Take a Hike – Getting away from Chores

As a mum of three, I have to admit to sometimes not being great at ‘relaxing’ when I’m at home. I am trying to get better (as part of my ‘saying no’ endeavour from a recent blog but, when I’m not sleeping, a lot of my time at home does tend to involve chores – you know the ones; making food, cleaning up after the food, making more food and then hoovering and sorting clothes (followed by making more food – and then a yell at my children to not ask me for ‘ONE MORE THING’ or I’ll snap! I’ve already snapped at that stage).

For me, therefore, getting out of the house for one of these meandering hikes is a win-win. I become ‘fun’ again. I’ve no chores or distractions. I listen better. I laugh more. But it’s not just me – I notice we all tend to relax. There’s just something really unique about spending a day in stunning scenery that we are so lucky to have on our doorstep in Ireland.

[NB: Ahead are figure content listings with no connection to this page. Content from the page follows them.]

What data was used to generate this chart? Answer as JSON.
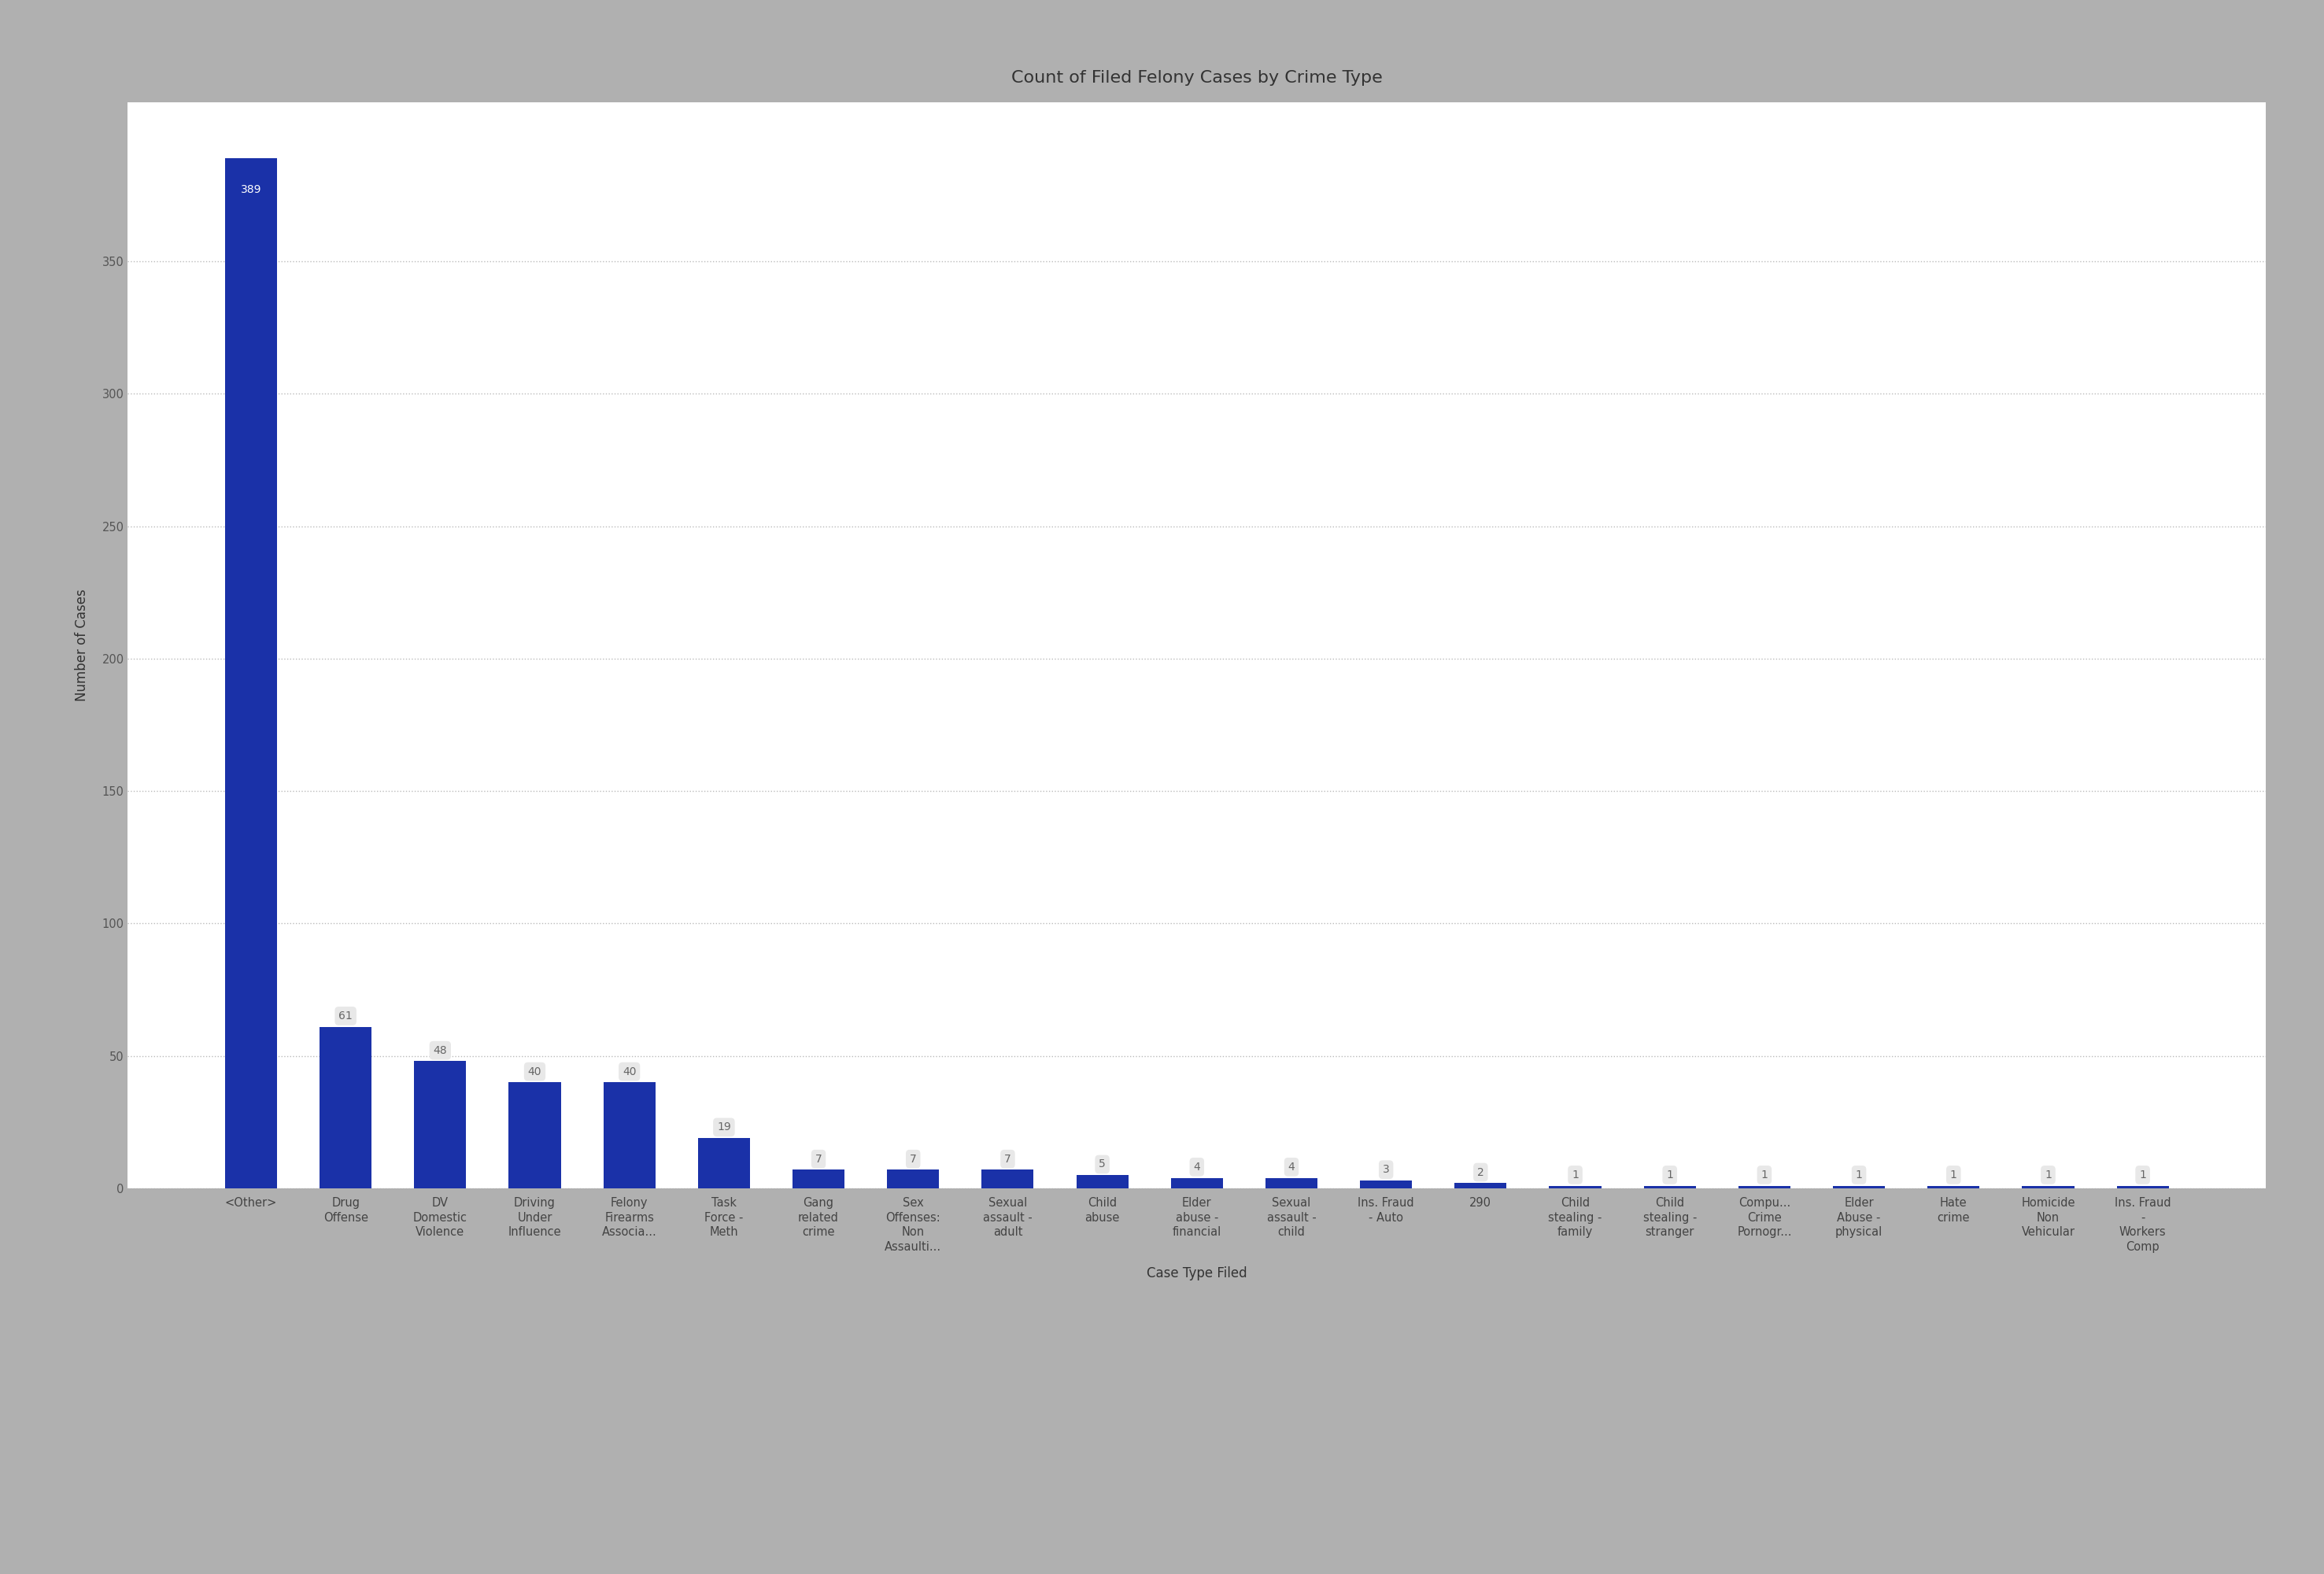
{
  "title": "Count of Filed Felony Cases by Crime Type",
  "xlabel": "Case Type Filed",
  "ylabel": "Number of Cases",
  "bar_color": "#1a31a8",
  "label_bg_color": "#e8e8e8",
  "label_text_color_light": "#ffffff",
  "label_text_color_dark": "#666666",
  "background_color": "#ffffff",
  "outer_background": "#b0b0b0",
  "categories": [
    "<Other>",
    "Drug\nOffense",
    "DV\nDomestic\nViolence",
    "Driving\nUnder\nInfluence",
    "Felony\nFirearms\nAssocia...",
    "Task\nForce -\nMeth",
    "Gang\nrelated\ncrime",
    "Sex\nOffenses:\nNon\nAssaulti...",
    "Sexual\nassault -\nadult",
    "Child\nabuse",
    "Elder\nabuse -\nfinancial",
    "Sexual\nassault -\nchild",
    "Ins. Fraud\n- Auto",
    "290",
    "Child\nstealing -\nfamily",
    "Child\nstealing -\nstranger",
    "Compu...\nCrime\nPornogr...",
    "Elder\nAbuse -\nphysical",
    "Hate\ncrime",
    "Homicide\nNon\nVehicular",
    "Ins. Fraud\n-\nWorkers\nComp"
  ],
  "values": [
    389,
    61,
    48,
    40,
    40,
    19,
    7,
    7,
    7,
    5,
    4,
    4,
    3,
    2,
    1,
    1,
    1,
    1,
    1,
    1,
    1
  ],
  "ylim": [
    0,
    410
  ],
  "yticks": [
    0,
    50,
    100,
    150,
    200,
    250,
    300,
    350
  ],
  "grid_color": "#bbbbbb",
  "grid_style": ":",
  "title_fontsize": 16,
  "axis_label_fontsize": 12,
  "tick_fontsize": 10.5,
  "bar_label_fontsize": 10
}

Take a Hike – What Level to Aim For?

It all depends where you’re fitness is right now. If you’re relatively unfit, don’t be put off. Start on the trails near your house – short, easy, well-marked hikes for an hour or two are great places to begin. If you live in the city, there are always walks like these within driving distance. If you live in the country, of course, you will have an even wider network of walking opportunities.

Once you’re confident at climbing up hills, and enjoy the thrill of reaching the top, you may all be ready to then tackle a mountain, perhaps even the Sugar Loaf in Dublin or, some day, Croagh Patrick in Mayo. It’s fantastic to have goals like these – either for you to achieve on your own, or as a couple or entire family. These kinds of climbs are great for older children, teaching them how to set goals and then seeing the sheer pleasure they get from achieving them.

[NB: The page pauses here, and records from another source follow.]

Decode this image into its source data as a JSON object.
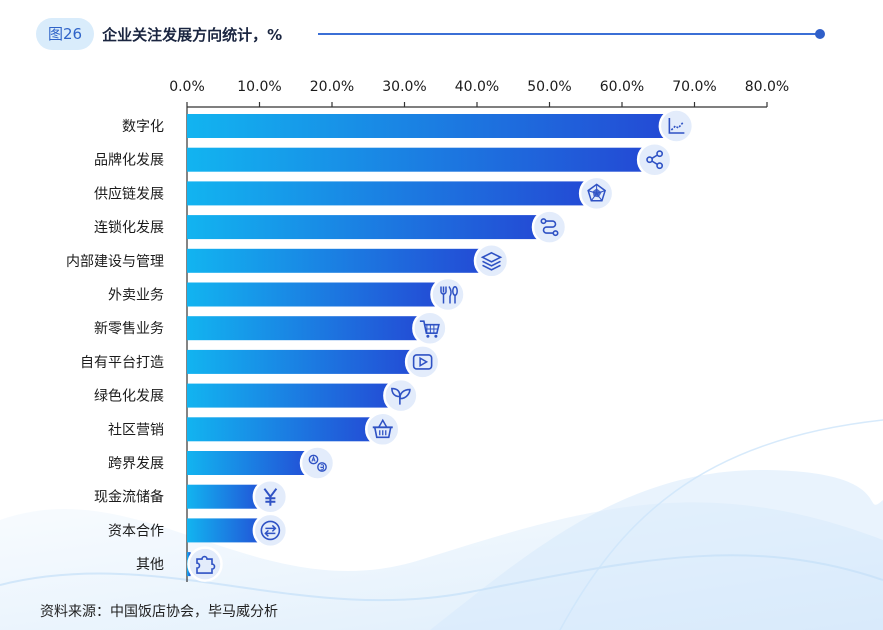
{
  "header": {
    "figure_label": "图26",
    "title": "企业关注发展方向统计，%"
  },
  "source": "资料来源：中国饭店协会，毕马威分析",
  "colors": {
    "bar_start": "#12b4f0",
    "bar_end": "#2448d4",
    "icon_fill": "#e3ecfb",
    "icon_stroke": "#2f52c4"
  },
  "chart_data": {
    "type": "bar",
    "orientation": "horizontal",
    "title": "企业关注发展方向统计，%",
    "xlabel": "",
    "ylabel": "",
    "xlim": [
      0,
      80
    ],
    "grid": false,
    "x_ticks": [
      "0.0%",
      "10.0%",
      "20.0%",
      "30.0%",
      "40.0%",
      "50.0%",
      "60.0%",
      "70.0%",
      "80.0%"
    ],
    "tick_values": [
      0,
      10,
      20,
      30,
      40,
      50,
      60,
      70,
      80
    ],
    "categories": [
      "数字化",
      "品牌化发展",
      "供应链发展",
      "连锁化发展",
      "内部建设与管理",
      "外卖业务",
      "新零售业务",
      "自有平台打造",
      "绿色化发展",
      "社区营销",
      "跨界发展",
      "现金流储备",
      "资本合作",
      "其他"
    ],
    "values": [
      67.5,
      64.5,
      56.5,
      50.0,
      42.0,
      36.0,
      33.5,
      32.5,
      29.5,
      27.0,
      18.0,
      11.5,
      11.5,
      0.5
    ],
    "icons": [
      "chart-trend-icon",
      "share-icon",
      "radar-icon",
      "route-icon",
      "layers-icon",
      "cutlery-icon",
      "cart-icon",
      "play-icon",
      "sprout-icon",
      "basket-icon",
      "exchange-coins-icon",
      "yen-icon",
      "exchange-arrows-icon",
      "puzzle-icon"
    ]
  }
}
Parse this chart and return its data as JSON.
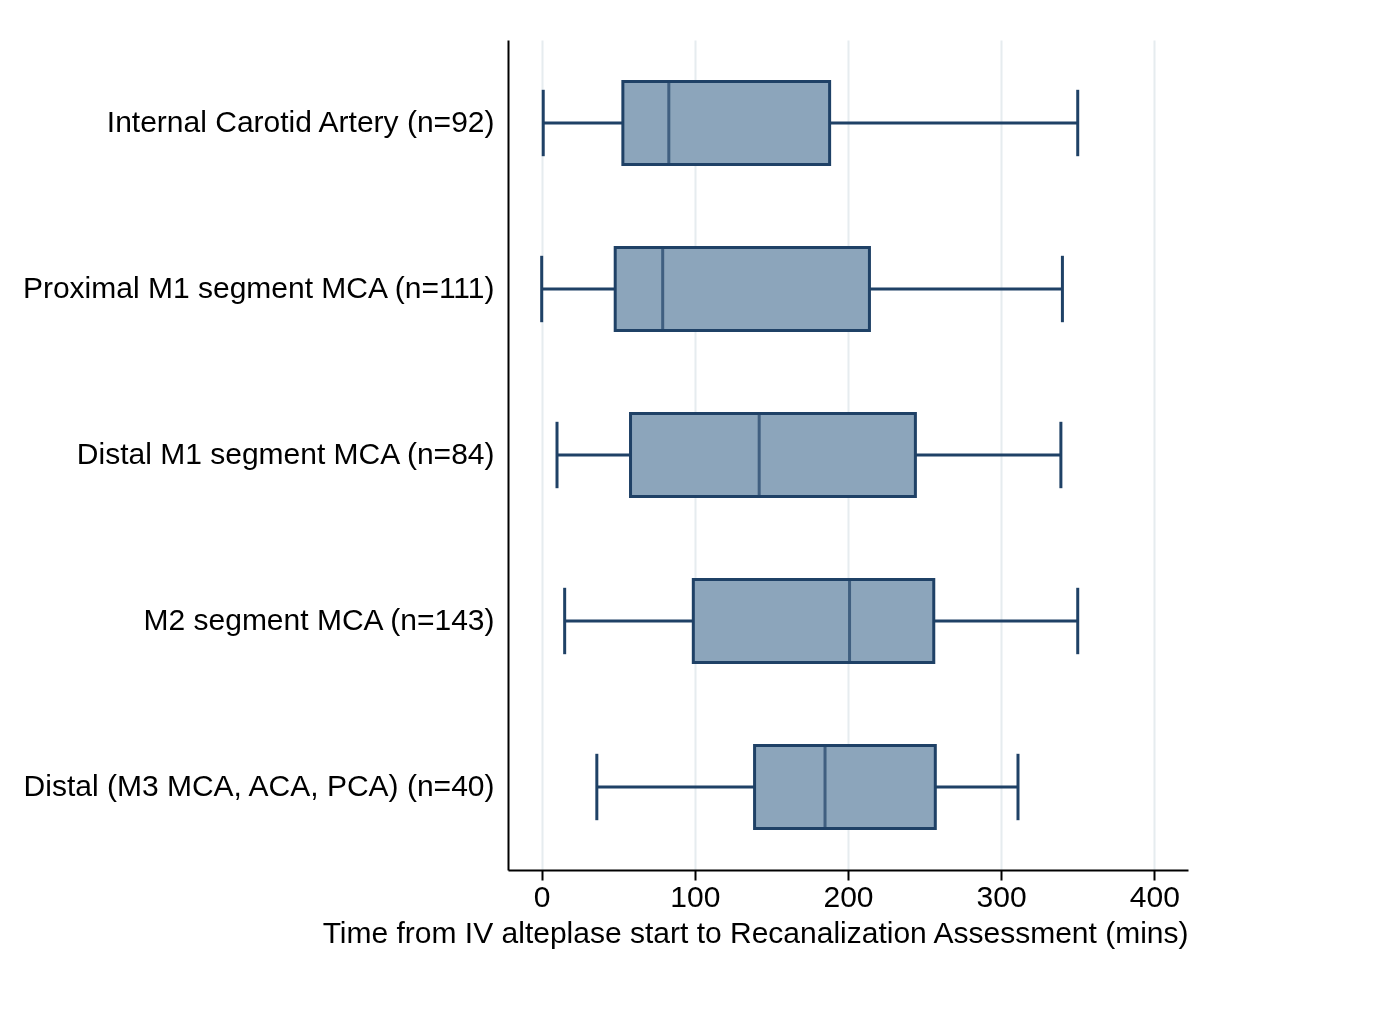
{
  "chart_data": {
    "type": "box",
    "orientation": "horizontal",
    "xlabel": "Time from IV alteplase start to Recanalization Assessment (mins)",
    "categories": [
      "Internal Carotid Artery (n=92)",
      "Proximal M1 segment MCA (n=111)",
      "Distal M1 segment MCA (n=84)",
      "M2 segment MCA (n=143)",
      "Distal (M3 MCA, ACA, PCA) (n=40)"
    ],
    "boxes": [
      {
        "low": 1,
        "q1": 53,
        "median": 83,
        "q3": 188,
        "high": 350
      },
      {
        "low": 0,
        "q1": 48,
        "median": 79,
        "q3": 214,
        "high": 340
      },
      {
        "low": 10,
        "q1": 58,
        "median": 142,
        "q3": 244,
        "high": 339
      },
      {
        "low": 15,
        "q1": 99,
        "median": 201,
        "q3": 256,
        "high": 350
      },
      {
        "low": 36,
        "q1": 139,
        "median": 185,
        "q3": 257,
        "high": 311
      }
    ],
    "color": "#8ca5bb",
    "xlim": [
      -22,
      422
    ],
    "xticks": [
      0,
      100,
      200,
      300,
      400
    ],
    "grid": "x"
  }
}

Exploring new places around where you live, or further afield, can be very exciting for young and older children – it also takes them away from the tech life, which is becoming increasingly important to parents who are concerned that their children are too ‘connected’ these days. With this in mind, maybe consider that everyone – bar one – leaves their phone at home? If there’s something urgent, you have one phone to use and that is adequate (plus hopefully you won’t use it at all).
Also, if you don’t have children, walking or hiking is a brilliant way to meet like-minded people. Lots of people joing hill-walking and hiking clubs for the social benefits. You can even make it a weekend camping trip, taking the opportunity to explore remote, uninhabited areas or Ireland or further afield, or to endeavour for more energetic climbs, such as the highest peak in Leinster, Lugnaquilla, or the highest peak in Ireland, Carrauntoohill – both are very manageable with a reasonable level of fitness.

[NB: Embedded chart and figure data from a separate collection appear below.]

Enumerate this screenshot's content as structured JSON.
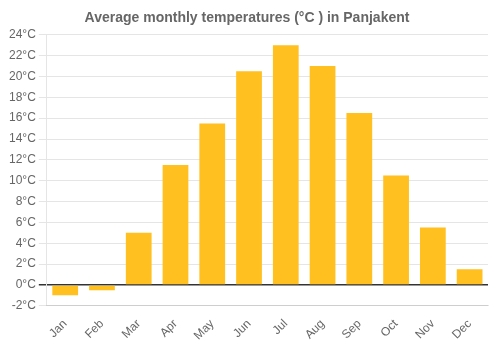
{
  "chart_data": {
    "type": "bar",
    "title": "Average monthly temperatures (°C ) in Panjakent",
    "categories": [
      "Jan",
      "Feb",
      "Mar",
      "Apr",
      "May",
      "Jun",
      "Jul",
      "Aug",
      "Sep",
      "Oct",
      "Nov",
      "Dec"
    ],
    "values": [
      -1.0,
      -0.5,
      5.0,
      11.5,
      15.5,
      20.5,
      23.0,
      21.0,
      16.5,
      10.5,
      5.5,
      1.5
    ],
    "color": "#FFC020",
    "ylim": [
      -2,
      24
    ],
    "yticks": [
      {
        "value": -2,
        "label": "-2°C"
      },
      {
        "value": 0,
        "label": "0°C"
      },
      {
        "value": 2,
        "label": "2°C"
      },
      {
        "value": 4,
        "label": "4°C"
      },
      {
        "value": 6,
        "label": "6°C"
      },
      {
        "value": 8,
        "label": "8°C"
      },
      {
        "value": 10,
        "label": "10°C"
      },
      {
        "value": 12,
        "label": "12°C"
      },
      {
        "value": 14,
        "label": "14°C"
      },
      {
        "value": 16,
        "label": "16°C"
      },
      {
        "value": 18,
        "label": "18°C"
      },
      {
        "value": 20,
        "label": "20°C"
      },
      {
        "value": 22,
        "label": "22°C"
      },
      {
        "value": 24,
        "label": "24°C"
      }
    ],
    "grid": true
  }
}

Take a Hike – Get the Gear

Although you may not want to spend the money, it’s well worth investing in good gear, especially for the adults (since the children keep growing!). Do ensure the children have waterproofs (pick some affordable ones up in Dunnes, Lidl or in Capel Street in one of the outdoor shops) and decent runners or hiking boots (well worth the investment if you plan a few hikes).

Take a Hike – The Essentials

– Backpack – avoid rigid metal frames to make the backpack lighter and more flexible. Don’t forget the basics – water and sunscreen. Pack a picnic to savour will make the day even more enjoyable.

– Two or even three layers on top – choose fleece or microfleece which are light but also great insulators.

– Jacket with hood – this must be waterproof obviously, but also make sure to choose a breathable fabric for summer.

– Walking boots – waterproof, well-fitting, with good grip.